Cuddly diplomats’ peril

THE survival stories of seven koalas will be shown to West Aussie audiences in an upcoming documentary co-directed and produced by Gregory Miller and Georgia Wallace-Crabbe. 

The cuddly diplomats of Australian wildlife are facing extinction on the east coast due to urban expansion and warmer temperatures pushing them out of their habitat and into urban areas where they face being attacked by dogs or run over. 

Mr Miller said they wanted to discover why an affluent country was neglecting its most iconic resident, so they followed koalas for three years while hunting down what research they could find to make The Koalas. 

• Nowhere to go: A mother koala and her joey at a wildlife rescue shelter after their home was cleared.

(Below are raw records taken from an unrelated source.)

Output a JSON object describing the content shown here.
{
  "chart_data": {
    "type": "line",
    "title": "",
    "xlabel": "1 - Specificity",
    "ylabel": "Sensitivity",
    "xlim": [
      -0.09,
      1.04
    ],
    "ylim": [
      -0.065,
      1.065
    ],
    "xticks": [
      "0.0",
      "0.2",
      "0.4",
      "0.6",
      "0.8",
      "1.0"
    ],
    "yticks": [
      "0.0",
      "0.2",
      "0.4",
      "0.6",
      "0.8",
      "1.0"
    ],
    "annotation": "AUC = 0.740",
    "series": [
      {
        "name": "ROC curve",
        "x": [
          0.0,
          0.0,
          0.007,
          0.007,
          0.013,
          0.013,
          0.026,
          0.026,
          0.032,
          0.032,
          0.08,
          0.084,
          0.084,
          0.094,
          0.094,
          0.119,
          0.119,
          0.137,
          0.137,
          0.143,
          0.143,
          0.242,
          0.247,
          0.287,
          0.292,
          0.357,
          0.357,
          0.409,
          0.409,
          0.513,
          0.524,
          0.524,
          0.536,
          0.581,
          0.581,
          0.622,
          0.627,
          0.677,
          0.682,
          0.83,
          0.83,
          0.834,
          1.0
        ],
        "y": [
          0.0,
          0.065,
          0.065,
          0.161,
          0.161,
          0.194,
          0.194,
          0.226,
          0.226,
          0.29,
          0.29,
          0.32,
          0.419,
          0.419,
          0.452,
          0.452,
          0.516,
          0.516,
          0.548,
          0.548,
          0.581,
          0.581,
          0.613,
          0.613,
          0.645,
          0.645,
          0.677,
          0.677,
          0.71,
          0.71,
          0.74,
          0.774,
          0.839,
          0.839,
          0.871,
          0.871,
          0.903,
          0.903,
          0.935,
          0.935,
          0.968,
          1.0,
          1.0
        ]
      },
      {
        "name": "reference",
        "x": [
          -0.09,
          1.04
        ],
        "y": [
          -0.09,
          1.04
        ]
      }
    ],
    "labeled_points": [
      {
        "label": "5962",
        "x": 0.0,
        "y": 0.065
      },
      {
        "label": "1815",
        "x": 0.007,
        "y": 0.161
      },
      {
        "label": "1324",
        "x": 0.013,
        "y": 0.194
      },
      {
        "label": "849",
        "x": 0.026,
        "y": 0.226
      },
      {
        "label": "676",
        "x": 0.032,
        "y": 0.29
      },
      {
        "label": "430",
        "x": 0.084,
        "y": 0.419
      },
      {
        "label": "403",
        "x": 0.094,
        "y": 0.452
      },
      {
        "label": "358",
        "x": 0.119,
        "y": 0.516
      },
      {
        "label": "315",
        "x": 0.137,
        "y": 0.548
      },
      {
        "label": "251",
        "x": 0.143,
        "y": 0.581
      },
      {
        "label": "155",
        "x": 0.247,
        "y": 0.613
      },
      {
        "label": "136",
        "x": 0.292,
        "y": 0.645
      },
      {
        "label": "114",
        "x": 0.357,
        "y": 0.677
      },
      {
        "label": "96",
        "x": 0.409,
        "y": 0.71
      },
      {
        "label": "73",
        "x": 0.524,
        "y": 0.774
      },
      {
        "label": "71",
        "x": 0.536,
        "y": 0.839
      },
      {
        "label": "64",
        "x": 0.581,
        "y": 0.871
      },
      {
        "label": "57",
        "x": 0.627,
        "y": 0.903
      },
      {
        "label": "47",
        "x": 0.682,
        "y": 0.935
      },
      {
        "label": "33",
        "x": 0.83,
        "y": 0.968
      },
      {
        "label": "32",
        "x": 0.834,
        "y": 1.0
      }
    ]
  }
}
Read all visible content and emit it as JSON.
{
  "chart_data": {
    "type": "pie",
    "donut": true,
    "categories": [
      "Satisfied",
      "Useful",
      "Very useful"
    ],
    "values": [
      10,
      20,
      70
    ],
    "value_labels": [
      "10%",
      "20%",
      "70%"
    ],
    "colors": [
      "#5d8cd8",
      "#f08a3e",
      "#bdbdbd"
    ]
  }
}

Koalas in each of the locations they visited faced a range of challenges, which Mr Miller says “tells a number of stories that illustrates what’s wrong”.

He says current laws are too weak or ineffective to protect koalas from annihilation.

Although the documentary presents a dire situation, Mr Miller believes it’s not completely hopeless yet.

”It can be turned around,” he says optimistically.

The duo believe the documentary will highlight an important “Australian issue” and hope it will encourage audiences to take action and put pressure on regulatory authorities to put more effort into saving the marsupials.

“Industrial work needs to take into consideration how their work will affect the environment they are working on,” Mr Miller told the Herald.

The pair said they showed the documentary to author and environmental activist Tim Winton and with his encouragement decided to screen the documentary in Fremantle.

“You’ll be charmed. You’ll be dismayed. And then I bet you’ll be as angry as hell at what’s being done to koalas in your name and in your own lifetime,” Winton wrote about The Koalas.